Гайдук оба положил перед ним.
— А заряжены они? — усомнился Дяли.
— Глянь в дуло, головка пули смотрит прямо на тебя.
Дяли почёл за лучшее поверить не глядя.
— Значит, на спор: проигравший за двадцать бутылок платит.
Лоранд взял свой стакан, чтобы перелить из него в пистолет красное вино.
Всё охмелевшее общество примолкло во время этой сцены, застыв в каком-то мучительном напряжении. Все взоры приковались к Лоранду, словно силясь отвратить его от этой безумной затеи. На лбу Топанди выступили крупные капли пота.
Я мягко придержал Лоранда за руку, в которой был пистолет, и посреди общей тишины спросил:
— А может быть, вам жребий бросить, чтобы решить, кто первым проделает эту вашу штуку?
В замешательстве оба подняли на меня глаза.
Кажется, их тайна раскрыта?
— Только, если будете тащить жребий, — продолжал я спокойно, — не забудьте получше проверить свои имена, чтобы не повторился тот фокус, что десять лет назад, когда вы решили, кому с белой слонихой танцевать!
— Какой фокус? — побелев как мел, пролепетал Дяли, привставая со стула.
— Да ведь ты, Пепи, всегда фокусничать любил, вот и в тот раз вы меня заставили жребий тянуть и сказали бросить обе бумажки, и вынутую, и оставшуюся, в камин. Но я бросил вместо них танцевальную программку, а записки спрятал, сохранил. Ты и вместо своего Лорандово имя написал. Так что какую бы бумажку я ни вытянул, везде стояло бы: Лоранд Аронфи. Вот они, при мне: две половинки разорванного листка, одно и то же имя на обеих, на обороте письма от госпожи Бальнокхази.
Дяли медленно поднялся, вперив в меня неподвижный взгляд, будто перед ним вырос призрак.
А между тем в моём голосе не было никакой угрозы. Я скорее подтрунивал. С улыбкой разгладил перед ним и составил вместе два клочка лиловатой бумаги, которые в точности совпали.
Зато Лоранд, сверкнув глазами, выплеснул свой стакан прямо в лицо принявшему непринуждённую позу светскому хлыщу.

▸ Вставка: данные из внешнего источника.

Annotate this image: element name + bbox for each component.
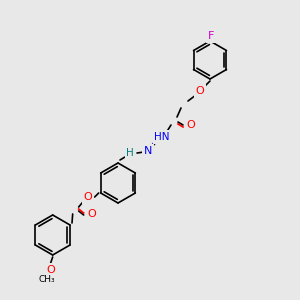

Тёмно-красное вино потекло по его белому вышитому жилету.
— Спорить с людьми в подобном состоянии не имеет смысла, — стирая салфеткой с лица следы этого поношения, произнёс Дяли с небрежной холодностью. — На оскорбления пьяных я не отвечаю.
И попятился к выходу.
Скованные изумлением присутствующие ему не препятствовали. Стряхнув опьянение, они в первую минуту растерялись, не зная, как поступить и что делать.
Но я-то, я был трезв, мне не надо было стряхивать опьянение.
Вскочив и одним прыжком настигнув беглеца, схватил я его за шиворот, словно разъярённый тигр какого-нибудь жалкого мышонка.
— Я, я не пьяный! Я вообще не пью, и ты это знаешь! — возопил я, сам себя не узнавая, и притиснул к стене негодяя, который затрепыхался, как пойманный нетопырь. — Я, я дам тебе по физиономии за эту твою фальшивку, негодяй!
Хорошо знаю, что мой удар был бы для него последним — скорее к моему, чем к его несчастью, не окажись рядом мой добрый гений, не удержи меня от недостойной расправы.